Krishnan Arun, Giuliani Alessandro, Zbilut Joseph P, Tomita Masaru
Institute for Advanced Biosciences, Keio University, Tsuruoka, Japan.
J Proteome Res. 2007 Oct;6(10):3924-34. doi: 10.1021/pr070162v. Epub 2007 Sep 12.
The structural architecture of proteins continues to be an area of active research. Despite the difference in models dealing with the way proteins fold into their tertiary structures, it is recognized that small regions of proteins tend to fold independently and are then stabilized by interactions between these distinct subunits. However, there are a number of different definitions of what comprises an independent subunit. In the belief that an unequivocal definition of a domain must be based on the most fundamental property of protein 3D structure, namely, the adjacency matrix of inter-residues contact, we adopt a network representation of the protein. In this work, we used a well-established, global method for identifying modules in networks, without any specific reference to the kind of network being analyzed. The algorithm converges toward the maximization of the modularity of the given protein network and, in doing so, allows the representation of the residues of the protein in terms of their intramodule degree, z, and participation coefficient, P. We demonstrate that the labeling of residues in terms of these invariants allows for information-rich representations of the studied proteins as well as to sketch a new way to link sequence, structure, and the dynamical properties of proteins. We discovered a strong invariant character of protein molecules in terms of P/z characterization, pointing to a common topological design of all protein structures. This invariant representation, applied to different protein systems, enabled us to identify the possible functional role of high P/z residues during the folding process. Additionally, we observe a hierarchical behavior of protein structural organization that provides a sequence-secondary-tertiary structure link. The discovery of similar and repeatable scaling laws at different level of definitions going from hydrophobicity patterning along the sequence up to the size of an autonomous folding unit (AFU) and general contact distribution of the entire molecule suggest a hierarchical-like behavior of protein architecture. This implies the possibility to select different privileged scales of observation for deriving useful information on protein systems.

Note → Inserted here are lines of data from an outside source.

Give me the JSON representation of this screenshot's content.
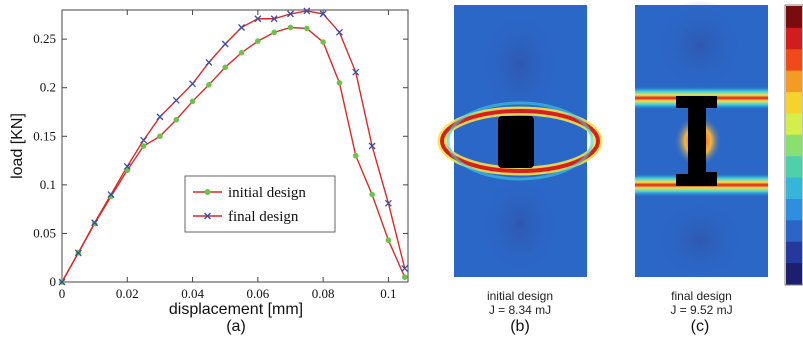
{
  "chart_data": {
    "type": "line",
    "xlabel": "displacement [mm]",
    "ylabel": "load [KN]",
    "xlim": [
      0,
      0.106
    ],
    "ylim": [
      0,
      0.28
    ],
    "xticks": [
      "0",
      "0.02",
      "0.04",
      "0.06",
      "0.08",
      "0.1"
    ],
    "yticks": [
      "0",
      "0.05",
      "0.1",
      "0.15",
      "0.2",
      "0.25"
    ],
    "legend_position": "center-right",
    "grid": false,
    "series": [
      {
        "name": "initial design",
        "color": "#d62a2a",
        "marker_color": "#6cc24a",
        "marker": "circle",
        "x": [
          0,
          0.005,
          0.01,
          0.015,
          0.02,
          0.025,
          0.03,
          0.035,
          0.04,
          0.045,
          0.05,
          0.055,
          0.06,
          0.065,
          0.07,
          0.075,
          0.08,
          0.085,
          0.09,
          0.095,
          0.1,
          0.105
        ],
        "y": [
          0,
          0.03,
          0.06,
          0.088,
          0.115,
          0.14,
          0.15,
          0.167,
          0.186,
          0.203,
          0.221,
          0.236,
          0.248,
          0.257,
          0.262,
          0.261,
          0.247,
          0.205,
          0.13,
          0.09,
          0.043,
          0.005
        ]
      },
      {
        "name": "final design",
        "color": "#d62a2a",
        "marker_color": "#3a4aa8",
        "marker": "x",
        "x": [
          0,
          0.005,
          0.01,
          0.015,
          0.02,
          0.025,
          0.03,
          0.035,
          0.04,
          0.045,
          0.05,
          0.055,
          0.06,
          0.065,
          0.07,
          0.075,
          0.08,
          0.085,
          0.09,
          0.095,
          0.1,
          0.105
        ],
        "y": [
          0,
          0.03,
          0.061,
          0.09,
          0.119,
          0.146,
          0.17,
          0.187,
          0.204,
          0.226,
          0.245,
          0.262,
          0.271,
          0.271,
          0.276,
          0.279,
          0.276,
          0.257,
          0.216,
          0.14,
          0.081,
          0.014
        ]
      }
    ]
  },
  "panels": {
    "a": {
      "label": "(a)"
    },
    "b": {
      "label": "(b)",
      "caption_line1": "initial design",
      "caption_line2": "J = 8.34 mJ"
    },
    "c": {
      "label": "(c)",
      "caption_line1": "final design",
      "caption_line2": "J = 9.52 mJ"
    }
  },
  "colors": {
    "field_background": "#2b67c7",
    "band_outer": "#f2e24a",
    "band_core": "#d91e1e",
    "void": "#000000"
  },
  "colorbar": {
    "colors": [
      "#7a0c0c",
      "#d01e1e",
      "#f04a1a",
      "#f59a22",
      "#f5d22e",
      "#d4ee4a",
      "#8ae06e",
      "#4ed0a8",
      "#35b6d6",
      "#2e8fe0",
      "#2c64c8",
      "#233a9c",
      "#1b1f6e"
    ]
  }
}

蛋白质的结构架构仍然是一个活跃的研究领域。尽管在处理蛋白质折叠成三级结构方式的模型上存在差异,但人们认识到蛋白质的小区域倾向于独立折叠,然后通过这些不同亚基之间的相互作用得以稳定。然而,对于什么构成一个独立亚基有多种不同的定义。基于这样一种信念,即对结构域的明确界定必须基于蛋白质三维结构的最基本属性,即残基间接触的邻接矩阵,我们采用蛋白质的网络表示法。在这项工作中,我们使用了一种成熟的全局方法来识别网络中的模块,而无需特别提及所分析网络的类型。该算法朝着使给定蛋白质网络的模块性最大化的方向收敛,在此过程中,能够根据蛋白质残基的模块内度(z)和参与系数(P)来表示这些残基。我们证明,根据这些不变量对残基进行标记,能够对所研究的蛋白质进行信息丰富的表示,同时勾勒出一种将蛋白质序列、结构和动力学性质联系起来的新方法。我们发现,就(P/z)特征而言,蛋白质分子具有很强的不变性特征,这表明所有蛋白质结构都有共同的拓扑设计。这种不变性表示应用于不同的蛋白质系统,使我们能够确定高(P/z)残基在折叠过程中可能发挥的功能作用。此外,我们观察到蛋白质结构组织具有层次行为,它提供了序列 - 二级结构 - 三级结构的联系。从沿着序列的疏水性模式到自主折叠单元(AFU)的大小以及整个分子的一般接触分布,在不同定义层面发现的相似且可重复的标度律表明蛋白质结构具有类似层次的行为。这意味着有可能选择不同的优先观察尺度来获取有关蛋白质系统的有用信息。